Objectives: To date, no study has been published about CHD patients in Iran. Therefore,
the present study aimed to evaluate the sequence variants of these genes in Iranian
patients.
Methods: This study was conducted on 73 patients with familial CHD and their family
members. Genetic investigations were performed using Polymerase Chain Reaction
(PCR) and direct DNA sequencing of the exons and flanking regions of the genes.
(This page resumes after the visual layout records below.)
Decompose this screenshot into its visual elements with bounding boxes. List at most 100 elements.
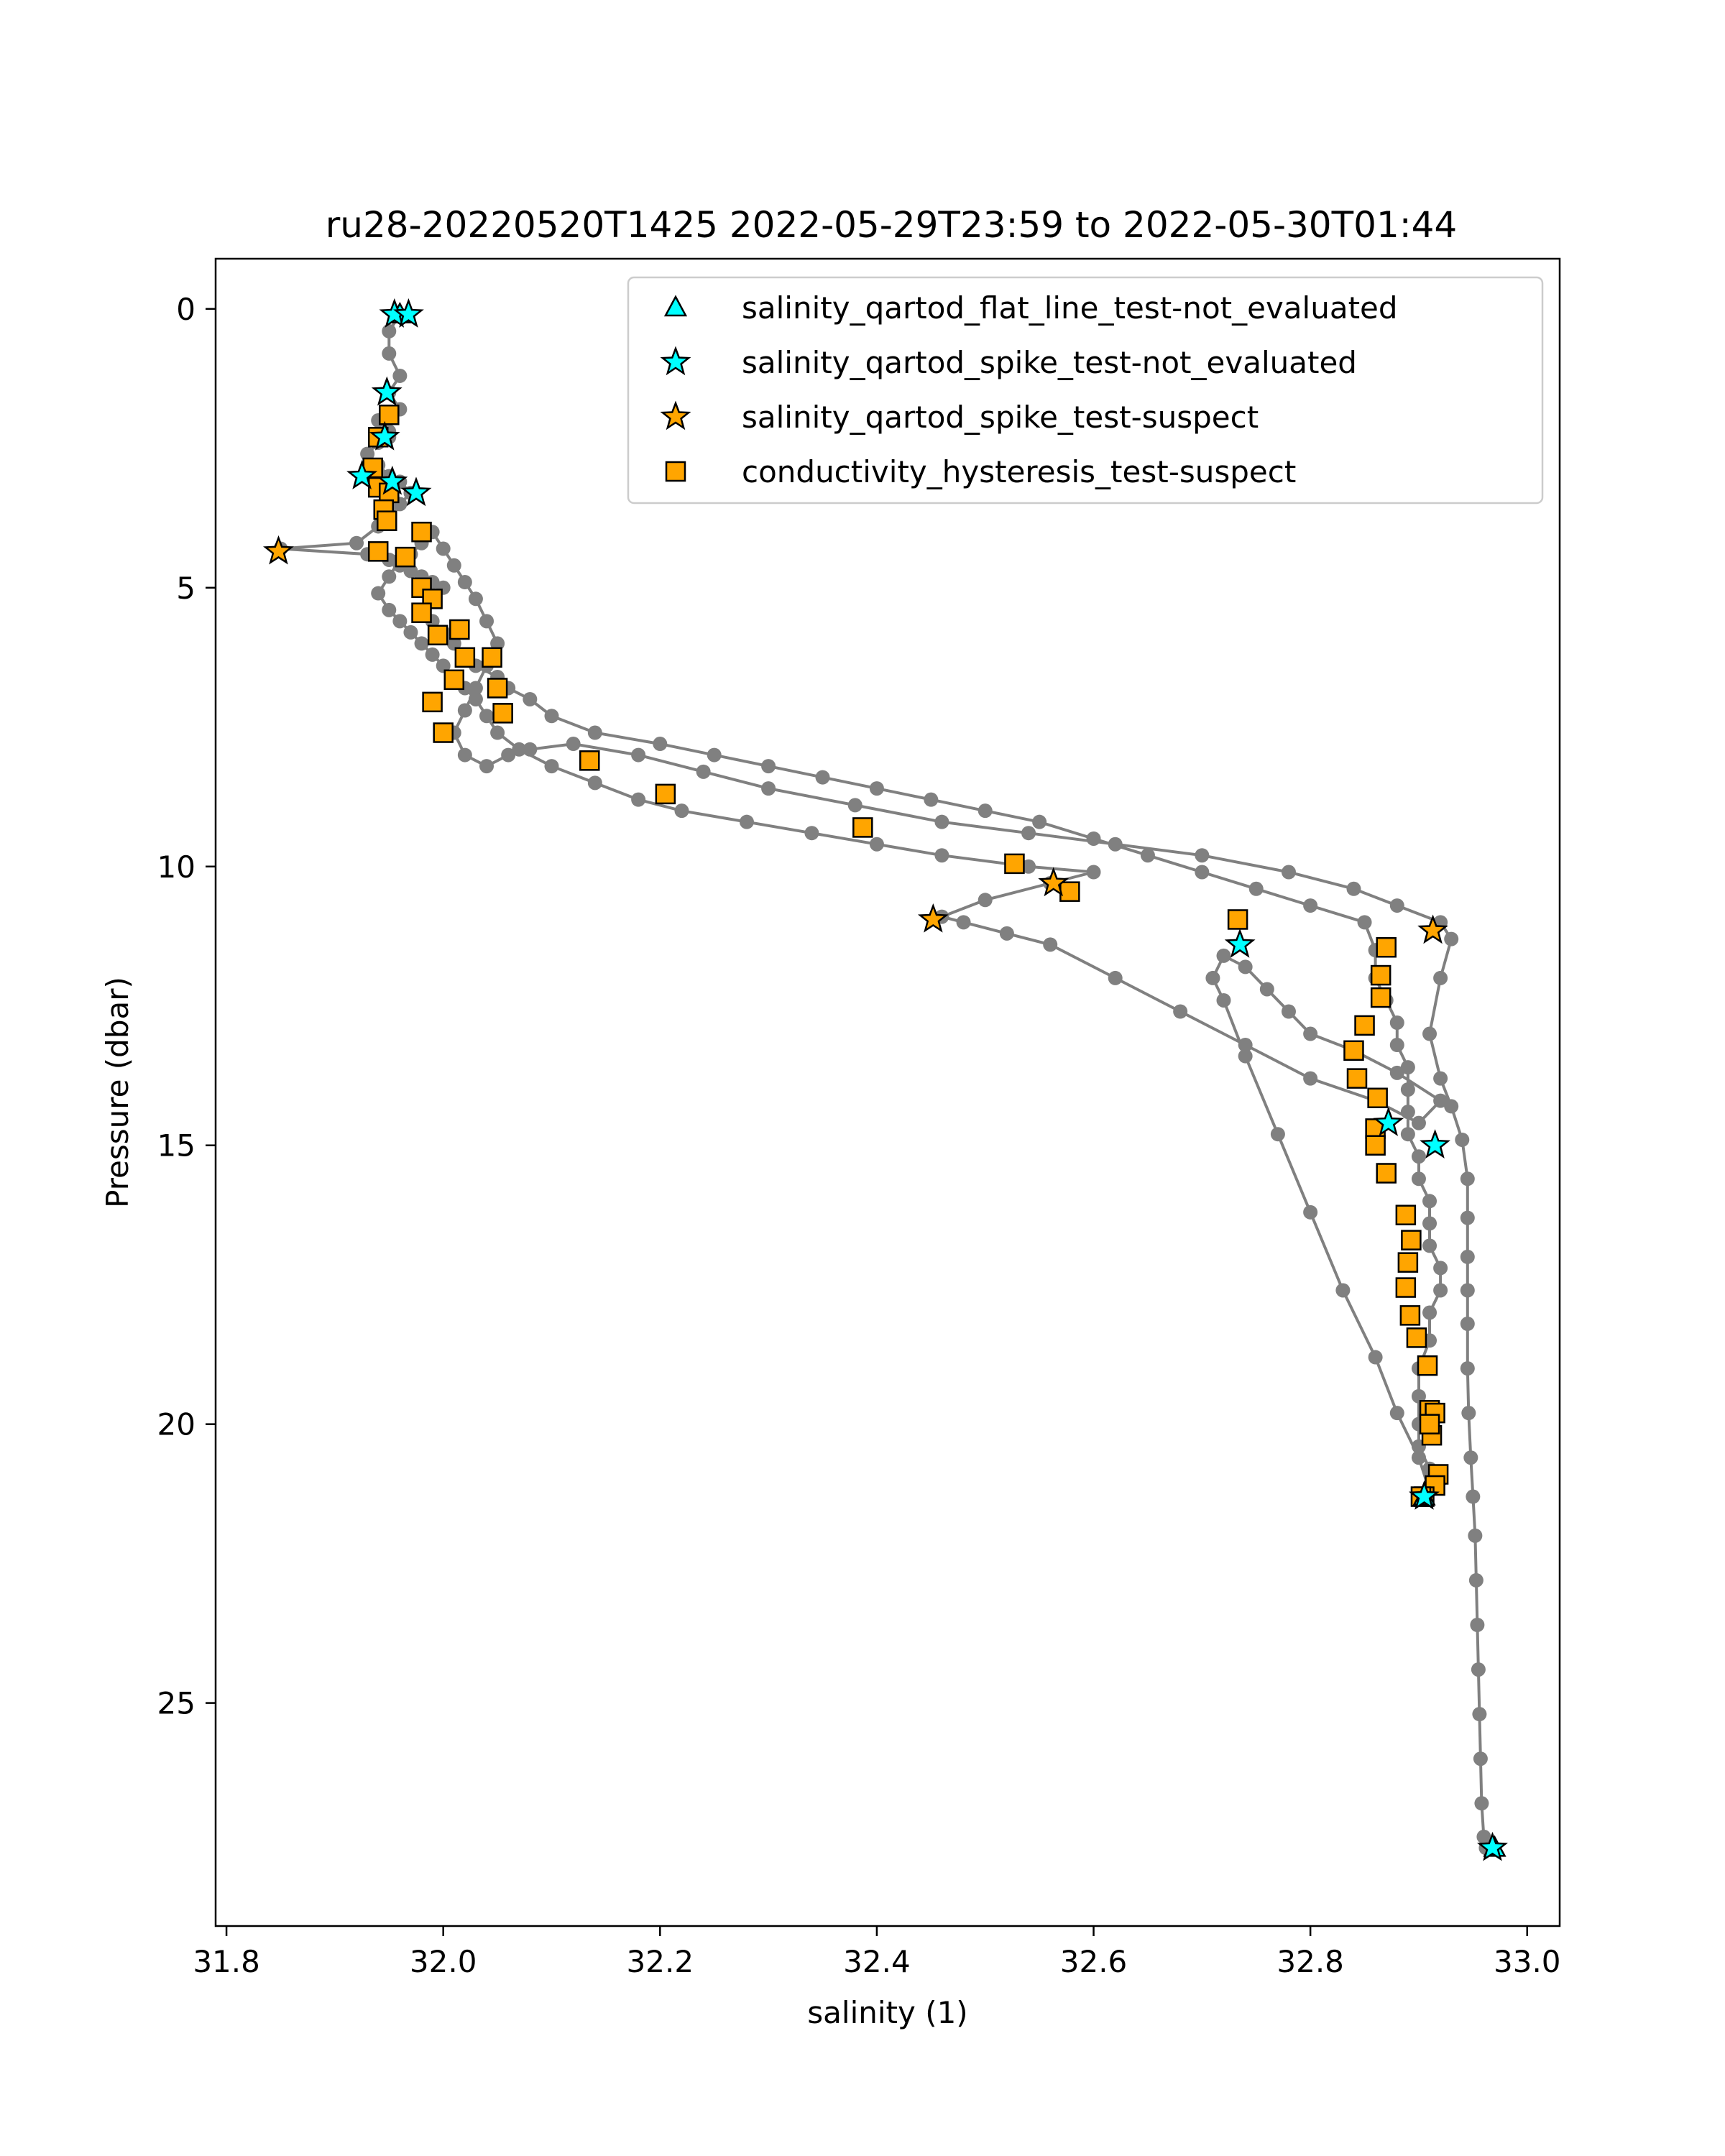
profile-point: [1455, 1132, 1470, 1147]
qc-marker: [1425, 1475, 1445, 1496]
profile-point: [815, 770, 830, 785]
profile-point: [490, 636, 505, 651]
legend-label: conductivity_hysteresis_test-suspect: [742, 454, 1296, 489]
y-tick-label: 15: [157, 1128, 196, 1164]
qc-marker: [262, 535, 294, 565]
profile-point: [1173, 1004, 1188, 1019]
profile-point: [490, 725, 505, 740]
qc-marker: [427, 625, 448, 645]
profile-point: [869, 781, 884, 796]
profile-point: [1389, 1038, 1404, 1053]
profile-point: [696, 764, 711, 779]
y-tick-label: 0: [176, 292, 196, 327]
profile-point: [631, 747, 646, 763]
qc-marker: [1004, 853, 1025, 875]
profile-point: [1472, 1707, 1487, 1722]
qc-marker: [371, 376, 402, 406]
qc-marker: [579, 750, 600, 771]
profile-point: [1422, 1216, 1438, 1231]
profile-point: [1460, 1361, 1475, 1376]
profile-point: [1433, 1283, 1448, 1298]
profile-point: [457, 575, 472, 590]
qc-marker: [369, 420, 400, 451]
profile-point: [392, 614, 408, 629]
profile-point: [1389, 898, 1404, 913]
profile-point: [1422, 1194, 1438, 1209]
profile-point: [1471, 1662, 1486, 1677]
profile-point: [403, 625, 418, 640]
profile-point: [1086, 865, 1101, 880]
profile-point: [956, 915, 971, 930]
profile-point: [1468, 1572, 1484, 1588]
profile-point: [414, 636, 429, 651]
profile-point: [1444, 1099, 1459, 1114]
profile-point: [468, 691, 483, 706]
profile-point: [512, 742, 527, 757]
profile-point: [544, 759, 559, 774]
profile-point: [1470, 1618, 1485, 1633]
profile-point: [934, 848, 949, 863]
profile-point: [653, 737, 668, 752]
qc-marker: [482, 647, 502, 668]
qc-marker: [346, 460, 378, 489]
qc-marker: [1354, 1015, 1375, 1036]
profile-point: [1400, 1060, 1415, 1075]
profile-point: [1108, 970, 1123, 985]
qc-marker: [492, 703, 513, 724]
qc-marker: [411, 602, 432, 623]
profile-point: [978, 803, 993, 819]
profile-point: [1460, 1171, 1475, 1187]
profile-point: [1259, 982, 1274, 997]
qc-marker: [400, 476, 432, 507]
legend-marker: [660, 346, 691, 376]
legend: salinity_qartod_flat_line_test-not_evalu…: [627, 276, 1544, 505]
profile-point: [1238, 959, 1253, 975]
y-axis: 0 5 10 15 20 25: [157, 292, 216, 1721]
qc-marker: [1376, 1163, 1397, 1184]
profile-point: [1468, 1528, 1483, 1543]
profile-point: [446, 636, 461, 651]
legend-marker: [660, 400, 691, 430]
qc-marker: [1399, 1305, 1421, 1326]
chart-title: ru28-20220520T1425 2022-05-29T23:59 to 2…: [326, 204, 1458, 246]
profile-point: [1335, 1283, 1351, 1298]
profile-point: [1303, 1071, 1318, 1086]
y-tick-label: 25: [157, 1686, 196, 1721]
qc-marker: [393, 298, 424, 328]
profile-point: [446, 558, 461, 573]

The variants were evaluated using available online software tools. Mutation taster,
PROVEAN, SIFT, PolyPhen-2, and CADD were used to predict the effects of the variants
and I-TASSER was applied to evaluate the possible structural effects of the genetic
variations.
Results: c.612G > A, c.717G > A, and c.895C > T in GJA1 were found in the study
participants. c.1248T > G in the ZIC3 was observed in a twin with CHD. Besides, c.193
+ 12C > T, c.-109T > C, c.494A > G, c.417C > T, and c.357C > T variants were detected
in the NODAL gene. Additionally, c.-314T > G, c.175-30C > T, and c.373A > T sequence
changes were determined in the FOXH1 gene. Two novel heterozygous variants, namely
c.1061C > G and c.-465C > A, were also found in the FOXH1 gene. Bioinformatics
analysis indicated that the detected reported/novel variants might not have a damaging
effect among Iranian CHD patients.
Conclusion: The study results indicated the first variation screening of GJA1, ZIC3,
NODAL, and FOXH1 genes in Iranian familial CHD patients. The results also suggested
a minor role for GJA1, ZIC3, NODAL, and FOXH1 genes in familial CHD pathogenesis.
However, their exact role in CHD causation entails further research.